AgriVisor Afternoon MarketWatch

Tuesday, June 06, 2017
***** Corn futures gain 3 1/4 to 4 1/4 cents; soybeans up 1 1/2 to 3 3/4; Chicago wheat higher by 6 1/4 to 7 1/4. ***** 

   # Wheat is the leader as crop conditions deteriorate in the West.  More will be known about winter crop potential as harvest kicks off in Kansas.  Drought spreading in the Northern Plains is an early threat to spring wheat. Minneapolis wheat futures are up nearly 10 percent from May lows due to the condition concerns.  
   # The weather outlook for the next 10 days is biased hot and dry for most of the Corn Belt.  Light rains could scatter about throughout the lower Plains and lower Midwest by the end of the week.  Winds picking up in the Northern Plains over the weekend may add to crop stress there.      
   # Farmers were finding some of their old-crop corn offers triggered on today’s move.  Sales of the 2016 crop are thought to be reaching 75 percent on average, still behind the 85-90 percent usually marketed by this time in the season. 
   # Basis values are likely to face further pressure if old-crop corn continues to move.  Yesterday’s central Illinois basis average was reported at 23 cents under July corn futures. 
   # Department of Commerce Secretary Wilbur Ross extended talks over Mexican sugar totals for another 24 hours.  Sugar trade talk kicks off what promises to be a contentious re-negotiation of NAFTA.  Mexico is already said to be reaching into South America for corn as concerns over future trade barriers with the U.S. build.
   # Brazil’s electoral court is reviewing the legitimacy of Michel Temer’s presidency due to allegations of improper use of campaign funds.  Political turmoil keeps the Brazilian real pressured in a way that encourages a steady flow of grain sales throughout the country.      
   # Fund traders were busy covering shorts after having last week built a bearish bet on the grains and soy that exceeded 450,000 contracts on the net.  New-crop weather risk is triggering the risk paring. 
   # The major stock indices were mostly flat as gains for the raw materials producers were offset by weakness for consumer service companies.  Investors may be content to stay on the sidelines until Thursday’s interest rate decision is announced.    

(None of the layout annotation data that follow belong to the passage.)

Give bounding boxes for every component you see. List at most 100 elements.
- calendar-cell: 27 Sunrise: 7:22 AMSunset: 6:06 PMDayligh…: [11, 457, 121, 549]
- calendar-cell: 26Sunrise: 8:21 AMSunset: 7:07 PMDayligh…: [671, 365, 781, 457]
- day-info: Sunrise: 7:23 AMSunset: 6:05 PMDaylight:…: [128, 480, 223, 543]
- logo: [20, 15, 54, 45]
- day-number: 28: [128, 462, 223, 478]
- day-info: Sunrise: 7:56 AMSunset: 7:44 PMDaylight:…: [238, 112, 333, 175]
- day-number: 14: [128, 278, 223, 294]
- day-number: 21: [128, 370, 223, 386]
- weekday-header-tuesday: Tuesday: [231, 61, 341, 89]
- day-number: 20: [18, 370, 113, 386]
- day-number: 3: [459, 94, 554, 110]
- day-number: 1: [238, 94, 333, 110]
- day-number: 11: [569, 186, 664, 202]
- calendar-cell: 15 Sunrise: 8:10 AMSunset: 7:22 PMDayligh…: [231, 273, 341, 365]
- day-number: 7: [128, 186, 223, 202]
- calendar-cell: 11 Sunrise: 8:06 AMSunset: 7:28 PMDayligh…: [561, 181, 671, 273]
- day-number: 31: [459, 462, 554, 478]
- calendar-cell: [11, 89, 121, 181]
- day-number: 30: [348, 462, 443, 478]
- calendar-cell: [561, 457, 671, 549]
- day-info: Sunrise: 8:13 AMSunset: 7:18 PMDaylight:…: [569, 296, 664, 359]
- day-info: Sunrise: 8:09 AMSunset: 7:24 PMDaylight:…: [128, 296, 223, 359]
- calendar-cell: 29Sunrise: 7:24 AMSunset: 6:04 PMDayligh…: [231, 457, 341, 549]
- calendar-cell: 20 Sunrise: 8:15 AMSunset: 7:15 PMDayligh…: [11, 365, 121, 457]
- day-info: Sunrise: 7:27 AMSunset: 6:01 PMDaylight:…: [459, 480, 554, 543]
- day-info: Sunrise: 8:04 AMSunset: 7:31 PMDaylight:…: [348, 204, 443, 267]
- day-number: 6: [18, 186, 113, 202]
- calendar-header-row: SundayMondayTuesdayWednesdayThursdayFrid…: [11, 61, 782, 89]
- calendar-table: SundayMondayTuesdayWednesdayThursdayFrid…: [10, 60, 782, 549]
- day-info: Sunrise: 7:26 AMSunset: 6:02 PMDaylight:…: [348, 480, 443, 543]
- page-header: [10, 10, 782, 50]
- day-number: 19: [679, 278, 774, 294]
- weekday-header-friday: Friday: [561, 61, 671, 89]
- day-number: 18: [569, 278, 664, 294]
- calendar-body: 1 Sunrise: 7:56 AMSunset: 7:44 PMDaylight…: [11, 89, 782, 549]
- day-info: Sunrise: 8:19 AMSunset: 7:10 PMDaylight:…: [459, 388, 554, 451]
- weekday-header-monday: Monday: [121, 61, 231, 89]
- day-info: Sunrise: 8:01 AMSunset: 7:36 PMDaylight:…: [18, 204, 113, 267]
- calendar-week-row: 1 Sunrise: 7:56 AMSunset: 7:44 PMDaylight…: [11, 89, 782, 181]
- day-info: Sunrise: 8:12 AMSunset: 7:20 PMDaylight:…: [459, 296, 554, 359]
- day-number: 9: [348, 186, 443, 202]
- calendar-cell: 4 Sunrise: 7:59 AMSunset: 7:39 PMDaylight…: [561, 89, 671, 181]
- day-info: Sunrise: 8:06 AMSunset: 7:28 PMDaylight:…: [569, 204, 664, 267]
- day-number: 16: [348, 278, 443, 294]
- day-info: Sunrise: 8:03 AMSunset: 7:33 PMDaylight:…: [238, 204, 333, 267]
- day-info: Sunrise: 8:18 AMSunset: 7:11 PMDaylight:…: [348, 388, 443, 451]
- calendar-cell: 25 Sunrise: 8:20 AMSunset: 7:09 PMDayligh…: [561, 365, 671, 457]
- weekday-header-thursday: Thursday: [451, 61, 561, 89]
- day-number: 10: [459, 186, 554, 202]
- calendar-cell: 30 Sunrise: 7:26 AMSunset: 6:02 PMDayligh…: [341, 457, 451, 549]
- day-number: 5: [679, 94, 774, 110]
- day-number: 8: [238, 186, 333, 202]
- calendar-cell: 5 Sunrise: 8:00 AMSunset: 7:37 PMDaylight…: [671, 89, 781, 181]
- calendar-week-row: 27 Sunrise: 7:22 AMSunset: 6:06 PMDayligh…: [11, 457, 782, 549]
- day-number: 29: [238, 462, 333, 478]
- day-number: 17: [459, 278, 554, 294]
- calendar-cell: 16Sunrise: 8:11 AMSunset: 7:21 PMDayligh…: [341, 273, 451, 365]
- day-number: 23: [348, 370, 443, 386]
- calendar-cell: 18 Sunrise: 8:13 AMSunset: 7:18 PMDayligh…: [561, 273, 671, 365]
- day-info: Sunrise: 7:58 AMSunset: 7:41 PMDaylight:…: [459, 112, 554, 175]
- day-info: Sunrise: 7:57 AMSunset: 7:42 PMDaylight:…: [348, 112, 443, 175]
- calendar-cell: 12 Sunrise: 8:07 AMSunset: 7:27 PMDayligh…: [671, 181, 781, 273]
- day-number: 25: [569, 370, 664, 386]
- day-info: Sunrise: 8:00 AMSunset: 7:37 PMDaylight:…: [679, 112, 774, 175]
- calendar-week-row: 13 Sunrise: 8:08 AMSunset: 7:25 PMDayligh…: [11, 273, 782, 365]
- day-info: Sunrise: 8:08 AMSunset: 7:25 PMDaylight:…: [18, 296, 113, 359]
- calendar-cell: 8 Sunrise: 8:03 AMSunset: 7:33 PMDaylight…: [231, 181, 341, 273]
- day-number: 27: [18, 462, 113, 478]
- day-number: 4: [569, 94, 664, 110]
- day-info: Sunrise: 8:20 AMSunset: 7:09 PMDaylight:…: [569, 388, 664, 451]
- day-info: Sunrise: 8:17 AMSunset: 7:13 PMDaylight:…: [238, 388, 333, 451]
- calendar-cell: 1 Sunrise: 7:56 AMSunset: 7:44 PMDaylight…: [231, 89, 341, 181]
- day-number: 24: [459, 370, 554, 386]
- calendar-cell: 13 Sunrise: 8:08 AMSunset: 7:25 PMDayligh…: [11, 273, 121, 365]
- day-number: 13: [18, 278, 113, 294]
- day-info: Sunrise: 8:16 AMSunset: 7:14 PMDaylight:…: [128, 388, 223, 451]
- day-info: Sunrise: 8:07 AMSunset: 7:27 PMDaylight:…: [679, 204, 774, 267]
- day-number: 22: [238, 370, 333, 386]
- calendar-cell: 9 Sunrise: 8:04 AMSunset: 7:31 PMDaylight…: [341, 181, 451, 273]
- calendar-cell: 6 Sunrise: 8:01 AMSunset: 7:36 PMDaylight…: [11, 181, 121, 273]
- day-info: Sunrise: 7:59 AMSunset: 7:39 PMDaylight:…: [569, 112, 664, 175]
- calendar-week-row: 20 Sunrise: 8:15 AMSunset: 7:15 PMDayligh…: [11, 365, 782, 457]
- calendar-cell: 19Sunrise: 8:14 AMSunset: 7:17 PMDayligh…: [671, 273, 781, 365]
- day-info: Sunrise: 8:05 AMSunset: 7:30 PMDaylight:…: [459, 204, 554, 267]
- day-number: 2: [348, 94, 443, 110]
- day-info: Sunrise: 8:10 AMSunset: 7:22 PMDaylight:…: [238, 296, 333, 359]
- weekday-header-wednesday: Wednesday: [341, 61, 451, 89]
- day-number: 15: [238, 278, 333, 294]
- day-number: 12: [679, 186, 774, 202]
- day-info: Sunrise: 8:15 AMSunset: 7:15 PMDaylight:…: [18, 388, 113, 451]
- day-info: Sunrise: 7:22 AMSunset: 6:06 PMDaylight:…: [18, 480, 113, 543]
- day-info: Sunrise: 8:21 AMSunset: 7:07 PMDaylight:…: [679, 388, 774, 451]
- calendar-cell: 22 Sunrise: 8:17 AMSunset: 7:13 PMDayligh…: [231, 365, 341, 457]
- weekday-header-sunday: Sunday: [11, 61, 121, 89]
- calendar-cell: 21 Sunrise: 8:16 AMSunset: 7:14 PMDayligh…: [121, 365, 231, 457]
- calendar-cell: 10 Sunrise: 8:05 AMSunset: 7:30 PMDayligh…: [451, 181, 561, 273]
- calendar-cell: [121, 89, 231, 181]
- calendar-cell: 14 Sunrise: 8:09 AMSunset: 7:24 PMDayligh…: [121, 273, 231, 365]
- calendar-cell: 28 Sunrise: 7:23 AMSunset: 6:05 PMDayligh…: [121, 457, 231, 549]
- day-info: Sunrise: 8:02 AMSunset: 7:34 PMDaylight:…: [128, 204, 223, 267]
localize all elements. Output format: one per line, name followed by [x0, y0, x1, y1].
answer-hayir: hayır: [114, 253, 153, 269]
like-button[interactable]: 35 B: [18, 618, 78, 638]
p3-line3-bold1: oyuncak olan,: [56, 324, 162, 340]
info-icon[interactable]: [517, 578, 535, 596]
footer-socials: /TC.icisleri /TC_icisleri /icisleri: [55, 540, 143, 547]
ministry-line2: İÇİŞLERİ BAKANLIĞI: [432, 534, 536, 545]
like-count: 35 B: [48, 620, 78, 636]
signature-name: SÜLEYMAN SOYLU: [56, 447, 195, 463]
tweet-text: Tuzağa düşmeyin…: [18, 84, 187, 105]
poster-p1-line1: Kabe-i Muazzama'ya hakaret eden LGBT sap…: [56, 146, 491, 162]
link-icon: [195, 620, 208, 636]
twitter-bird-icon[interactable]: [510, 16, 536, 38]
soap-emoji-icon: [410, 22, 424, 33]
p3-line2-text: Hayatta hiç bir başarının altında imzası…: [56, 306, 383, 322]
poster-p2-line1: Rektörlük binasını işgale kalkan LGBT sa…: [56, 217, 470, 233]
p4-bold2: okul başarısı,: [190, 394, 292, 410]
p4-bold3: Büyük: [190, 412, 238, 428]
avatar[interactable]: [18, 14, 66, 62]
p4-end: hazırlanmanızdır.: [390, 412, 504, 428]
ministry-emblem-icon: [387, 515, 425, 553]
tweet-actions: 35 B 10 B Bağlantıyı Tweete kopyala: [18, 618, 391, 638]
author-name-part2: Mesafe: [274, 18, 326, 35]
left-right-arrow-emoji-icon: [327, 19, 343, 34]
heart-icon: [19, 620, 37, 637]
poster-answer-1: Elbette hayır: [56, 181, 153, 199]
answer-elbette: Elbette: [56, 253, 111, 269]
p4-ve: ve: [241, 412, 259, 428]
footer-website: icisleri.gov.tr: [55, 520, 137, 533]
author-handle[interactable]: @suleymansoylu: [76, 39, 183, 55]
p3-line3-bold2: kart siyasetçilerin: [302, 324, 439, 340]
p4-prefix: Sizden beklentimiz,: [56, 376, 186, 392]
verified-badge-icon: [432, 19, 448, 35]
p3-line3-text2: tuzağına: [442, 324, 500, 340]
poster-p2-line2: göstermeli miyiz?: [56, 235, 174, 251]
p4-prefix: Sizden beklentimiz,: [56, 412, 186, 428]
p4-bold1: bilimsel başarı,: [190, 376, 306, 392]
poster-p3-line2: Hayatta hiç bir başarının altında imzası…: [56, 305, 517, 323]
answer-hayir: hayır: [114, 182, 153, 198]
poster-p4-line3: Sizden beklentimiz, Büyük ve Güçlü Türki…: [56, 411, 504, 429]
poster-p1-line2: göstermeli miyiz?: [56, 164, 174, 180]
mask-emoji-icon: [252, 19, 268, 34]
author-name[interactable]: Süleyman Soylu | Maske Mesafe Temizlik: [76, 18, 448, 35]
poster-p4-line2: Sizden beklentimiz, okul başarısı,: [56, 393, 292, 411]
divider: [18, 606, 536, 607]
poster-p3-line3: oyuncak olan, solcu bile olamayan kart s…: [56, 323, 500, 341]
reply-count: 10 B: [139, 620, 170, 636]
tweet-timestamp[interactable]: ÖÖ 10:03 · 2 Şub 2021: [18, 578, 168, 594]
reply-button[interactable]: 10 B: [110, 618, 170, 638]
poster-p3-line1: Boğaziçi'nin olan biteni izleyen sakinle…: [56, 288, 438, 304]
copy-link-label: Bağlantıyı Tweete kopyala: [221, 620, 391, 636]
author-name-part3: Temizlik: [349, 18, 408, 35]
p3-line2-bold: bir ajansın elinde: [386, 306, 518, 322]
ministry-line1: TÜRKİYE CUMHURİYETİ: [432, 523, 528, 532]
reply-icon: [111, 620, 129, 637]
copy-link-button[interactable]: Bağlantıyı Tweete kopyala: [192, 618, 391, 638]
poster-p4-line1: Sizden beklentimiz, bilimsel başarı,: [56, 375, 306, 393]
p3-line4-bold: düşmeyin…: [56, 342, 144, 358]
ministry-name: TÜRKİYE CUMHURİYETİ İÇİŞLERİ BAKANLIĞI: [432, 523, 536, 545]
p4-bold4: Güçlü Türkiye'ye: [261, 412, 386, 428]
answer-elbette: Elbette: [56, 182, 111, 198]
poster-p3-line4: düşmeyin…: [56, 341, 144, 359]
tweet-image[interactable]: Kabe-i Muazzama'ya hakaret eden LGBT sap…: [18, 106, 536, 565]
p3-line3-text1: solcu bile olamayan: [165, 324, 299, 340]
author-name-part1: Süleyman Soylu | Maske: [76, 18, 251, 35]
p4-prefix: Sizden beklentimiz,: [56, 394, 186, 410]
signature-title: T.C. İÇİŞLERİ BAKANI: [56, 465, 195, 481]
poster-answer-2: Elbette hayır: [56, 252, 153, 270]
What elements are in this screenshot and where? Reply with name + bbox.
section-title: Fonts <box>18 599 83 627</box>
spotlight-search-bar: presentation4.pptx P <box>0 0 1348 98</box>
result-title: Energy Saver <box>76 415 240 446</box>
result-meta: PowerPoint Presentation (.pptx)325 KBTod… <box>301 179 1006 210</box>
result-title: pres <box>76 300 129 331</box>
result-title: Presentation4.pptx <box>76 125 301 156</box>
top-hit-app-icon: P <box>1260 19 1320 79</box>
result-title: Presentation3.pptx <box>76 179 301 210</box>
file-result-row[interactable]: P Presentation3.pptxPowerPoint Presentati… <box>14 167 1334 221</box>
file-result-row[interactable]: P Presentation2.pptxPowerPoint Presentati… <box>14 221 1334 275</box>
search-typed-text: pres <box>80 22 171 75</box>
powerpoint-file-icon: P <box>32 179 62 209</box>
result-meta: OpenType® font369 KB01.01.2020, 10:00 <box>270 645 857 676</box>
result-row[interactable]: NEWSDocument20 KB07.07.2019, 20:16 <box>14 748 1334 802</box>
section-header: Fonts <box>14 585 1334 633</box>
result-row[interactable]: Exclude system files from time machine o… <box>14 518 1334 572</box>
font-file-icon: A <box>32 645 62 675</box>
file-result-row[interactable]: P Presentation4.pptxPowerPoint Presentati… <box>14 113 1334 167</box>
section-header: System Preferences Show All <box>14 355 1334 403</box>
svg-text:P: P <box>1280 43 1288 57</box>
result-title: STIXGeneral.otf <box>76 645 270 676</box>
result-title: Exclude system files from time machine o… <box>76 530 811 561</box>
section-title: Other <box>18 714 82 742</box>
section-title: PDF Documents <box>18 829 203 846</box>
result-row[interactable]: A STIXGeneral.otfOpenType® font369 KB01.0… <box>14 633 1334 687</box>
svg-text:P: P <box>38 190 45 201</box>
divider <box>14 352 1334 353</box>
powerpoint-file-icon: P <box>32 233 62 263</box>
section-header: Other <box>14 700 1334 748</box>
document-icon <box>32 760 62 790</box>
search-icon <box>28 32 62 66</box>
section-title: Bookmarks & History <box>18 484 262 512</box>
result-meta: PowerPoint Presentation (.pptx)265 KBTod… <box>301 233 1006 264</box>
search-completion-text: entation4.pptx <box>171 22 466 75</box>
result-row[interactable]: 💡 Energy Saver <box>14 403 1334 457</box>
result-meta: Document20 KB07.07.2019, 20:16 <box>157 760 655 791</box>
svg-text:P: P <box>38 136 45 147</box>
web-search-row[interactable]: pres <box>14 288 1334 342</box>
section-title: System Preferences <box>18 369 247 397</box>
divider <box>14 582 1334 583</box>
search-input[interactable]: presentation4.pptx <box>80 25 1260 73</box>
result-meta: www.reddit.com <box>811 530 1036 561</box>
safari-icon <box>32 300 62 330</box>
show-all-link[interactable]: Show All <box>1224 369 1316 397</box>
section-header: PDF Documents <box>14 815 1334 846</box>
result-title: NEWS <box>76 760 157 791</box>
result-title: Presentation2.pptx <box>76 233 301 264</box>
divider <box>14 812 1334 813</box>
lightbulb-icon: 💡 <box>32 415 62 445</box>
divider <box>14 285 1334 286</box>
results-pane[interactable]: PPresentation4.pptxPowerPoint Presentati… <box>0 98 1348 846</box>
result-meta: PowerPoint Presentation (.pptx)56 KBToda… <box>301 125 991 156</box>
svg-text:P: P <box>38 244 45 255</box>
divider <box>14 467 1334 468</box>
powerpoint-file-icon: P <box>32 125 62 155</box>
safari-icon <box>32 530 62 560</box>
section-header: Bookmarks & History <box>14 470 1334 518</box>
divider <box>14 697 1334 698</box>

***** Live cattle drop $1.90 to $2.60; feeders down the $4.50 limit; hogs up $0.92 to $0.95. ***** 

   # Cattle futures were higher before short-covering dried up.  Feeders faced a substantial selling push that put them limit down into the close.  Boxed beef prices were higher again on the day, but traders reason they are not likely to move much higher before running into serious pushback from the consumer.                            
   # Hog traders bought the dip and put an end to a three-session slide.  General demand optimism remains while pork prices favorably to beef at the grocery store.  Exporters are shipping pork at a solid pace and expect sales to improve.